John Locke escrevendo sobre política, no Século XVII,traz a tolerância como a possibilidade de atuação de todos, em espaço diverso, com ideias diversas, mas com interesses comuns.
O surgimento do Estado Moderno e, mais à frente, o Estado liberal, pretendiam determinar uma maior liberdade aos indivíduos, e liberdade de participação na tomada de decisões da sociedade. Não estamos a falar de presença popular plena, nem igualitária, apenas maior.
Posteriormente, o embate entre Estado Socialista e oEstado Liberal, naquele momento histórico, onde esses atores que imaginavam e estabeleceram governos centralizadores, com modelo único de pensar e de agir,trouxe-nos de volta o Estado de Opressão.

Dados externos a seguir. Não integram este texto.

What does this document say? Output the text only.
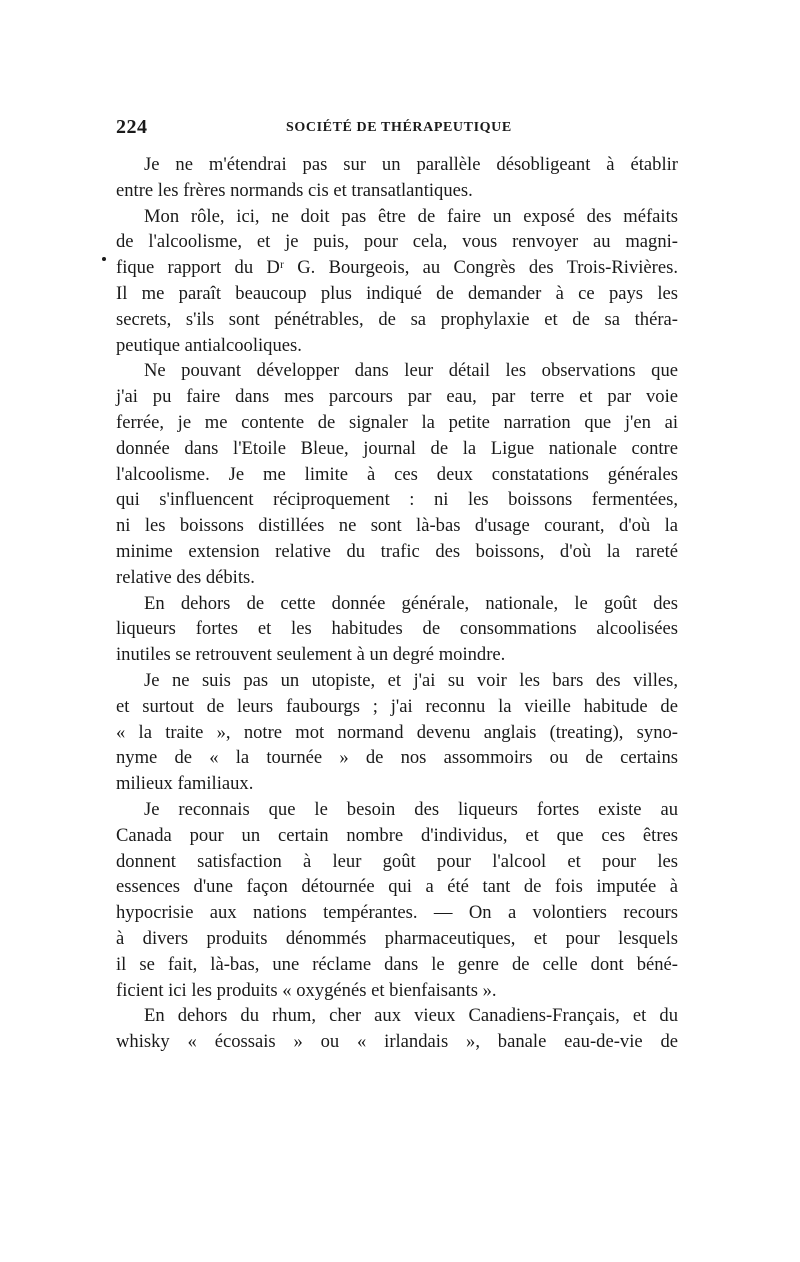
224	SOCIÉTÉ DE THÉRAPEUTIQUE
Je ne m'étendrai pas sur un parallèle désobligeant à établir
entre les frères normands cis et transatlantiques.
Mon rôle, ici, ne doit pas être de faire un exposé des méfaits
de l'alcoolisme, et je puis, pour cela, vous renvoyer au magni-
fique rapport du Dʳ G. Bourgeois, au Congrès des Trois-Rivières.
Il me paraît beaucoup plus indiqué de demander à ce pays les
secrets, s'ils sont pénétrables, de sa prophylaxie et de sa théra-
peutique antialcooliques.
Ne pouvant développer dans leur détail les observations que
j'ai pu faire dans mes parcours par eau, par terre et par voie
ferrée, je me contente de signaler la petite narration que j'en ai
donnée dans l'Etoile Bleue, journal de la Ligue nationale contre
l'alcoolisme. Je me limite à ces deux constatations générales
qui s'influencent réciproquement : ni les boissons fermentées,
ni les boissons distillées ne sont là-bas d'usage courant, d'où la
minime extension relative du trafic des boissons, d'où la rareté
relative des débits.
En dehors de cette donnée générale, nationale, le goût des
liqueurs fortes et les habitudes de consommations alcoolisées
inutiles se retrouvent seulement à un degré moindre.
Je ne suis pas un utopiste, et j'ai su voir les bars des villes,
et surtout de leurs faubourgs ; j'ai reconnu la vieille habitude de
« la traite », notre mot normand devenu anglais (treating), syno-
nyme de « la tournée » de nos assommoirs ou de certains
milieux familiaux.
Je reconnais que le besoin des liqueurs fortes existe au
Canada pour un certain nombre d'individus, et que ces êtres
donnent satisfaction à leur goût pour l'alcool et pour les
essences d'une façon détournée qui a été tant de fois imputée à
hypocrisie aux nations tempérantes. — On a volontiers recours
à divers produits dénommés pharmaceutiques, et pour lesquels
il se fait, là-bas, une réclame dans le genre de celle dont béné-
ficient ici les produits « oxygénés et bienfaisants ».
En dehors du rhum, cher aux vieux Canadiens-Français, et du
whisky « écossais » ou « irlandais », banale eau-de-vie de
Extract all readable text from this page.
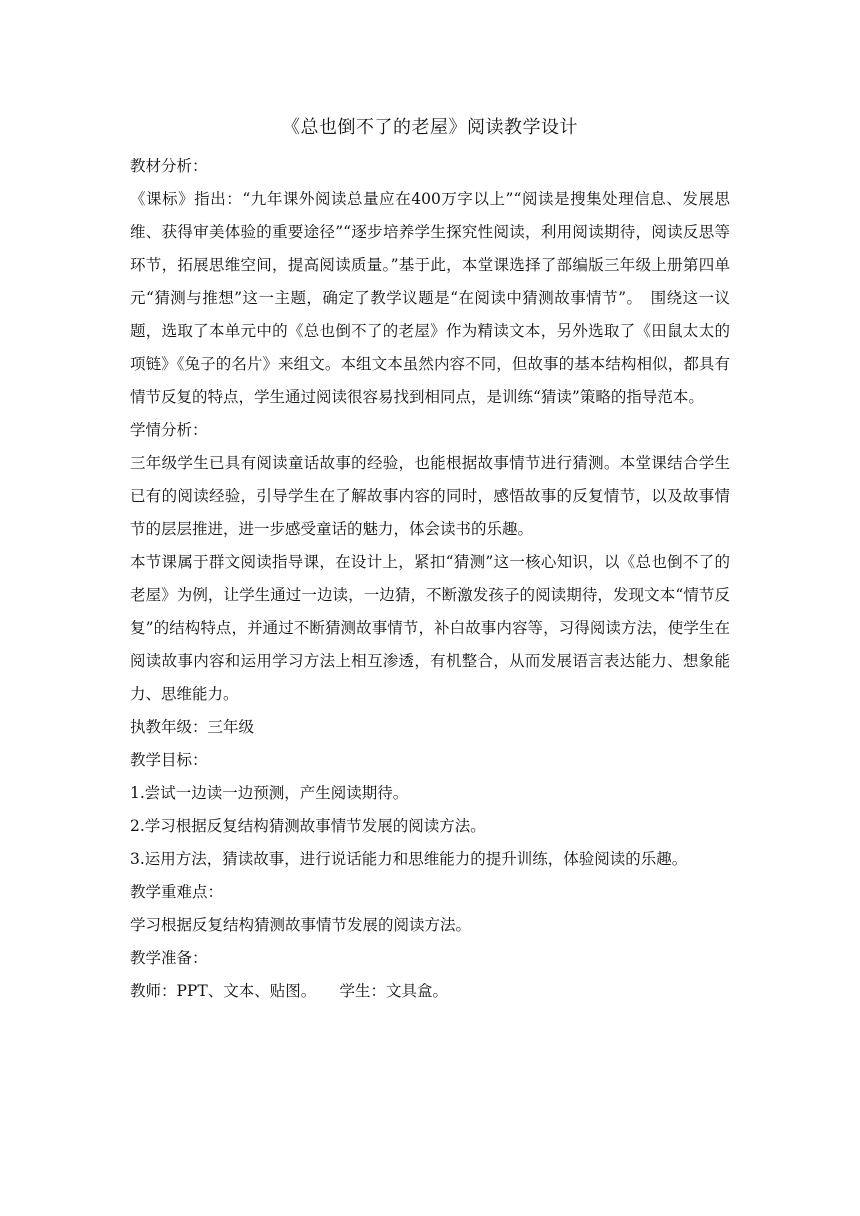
《总也倒不了的老屋》阅读教学设计

教材分析：

《课标》指出：“九年课外阅读总量应在400万字以上”“阅读是搜集处理信息、发展思维、获得审美体验的重要途径”“逐步培养学生探究性阅读，利用阅读期待，阅读反思等环节，拓展思维空间，提高阅读质量。”基于此，本堂课选择了部编版三年级上册第四单元“猜测与推想”这一主题，确定了教学议题是“在阅读中猜测故事情节”。　围绕这一议题，选取了本单元中的《总也倒不了的老屋》作为精读文本，另外选取了《田鼠太太的项链》《兔子的名片》来组文。本组文本虽然内容不同，但故事的基本结构相似，都具有情节反复的特点，学生通过阅读很容易找到相同点，是训练“猜读”策略的指导范本。

学情分析：

三年级学生已具有阅读童话故事的经验，也能根据故事情节进行猜测。本堂课结合学生已有的阅读经验，引导学生在了解故事内容的同时，感悟故事的反复情节，以及故事情节的层层推进，进一步感受童话的魅力，体会读书的乐趣。

本节课属于群文阅读指导课，在设计上，紧扣“猜测”这一核心知识，以《总也倒不了的老屋》为例，让学生通过一边读，一边猜，不断激发孩子的阅读期待，发现文本“情节反复”的结构特点，并通过不断猜测故事情节，补白故事内容等，习得阅读方法，使学生在阅读故事内容和运用学习方法上相互渗透，有机整合，从而发展语言表达能力、想象能力、思维能力。

执教年级：三年级

教学目标：

1.尝试一边读一边预测，产生阅读期待。

2.学习根据反复结构猜测故事情节发展的阅读方法。

3.运用方法，猜读故事，进行说话能力和思维能力的提升训练，体验阅读的乐趣。

教学重难点：

学习根据反复结构猜测故事情节发展的阅读方法。

教学准备：

教师：PPT、文本、贴图。　　学生：文具盒。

A partir de então, retomamos a ideia de formação do pensar e agir homogêneo, hegemônico e puro, com a construção da narrativa de que o diferente é o inimigo, que necessita ser aniquilado.
Destaque-se, por oportuno, que ao falar de perseguição, não estamos tratando de “direita” ou de “esquerda”.Afinal, quem é o intolerante de fato? A “esquerda” ou a “direita”? Aqueles que não admitem forma diferente de pensar estão em todos os lugares. A intransigência está em todos os lugares. Aqueles que acham que suas ideias são as únicas que podem existir, que não acreditam na possibilidade do outro ser igual a você, mesmo pensando diferente, são os intolerantes.
Passadas décadas de sectarismo, vencidos os modelos autoritários, que existiam de ambos os lados, floresceram as idéias democráticas com participação popular.
O Regime Democrático traz como pilar central a soberania popular e, por consequência inafastável, o respeito à liberdade de consciência do outro.
Todavia, os escândalos de corrupção, as crises econômicas e as falhas do Estado Social Democrático, abriram margem ao ressurgimento de regimes intolerantes e, frise-se mais uma vez, tanto de “esquerda” quanto de “direita”.
O desrespeito aos que pensam diferente, a construção de gabinetes de ódio, a tentativa de imposição da forma de pensar e agir de maneira hegemônica e pura, com a idéiade que o diferente é um inimigo, que necessita ser aniquilado, disseminou-se por países afora.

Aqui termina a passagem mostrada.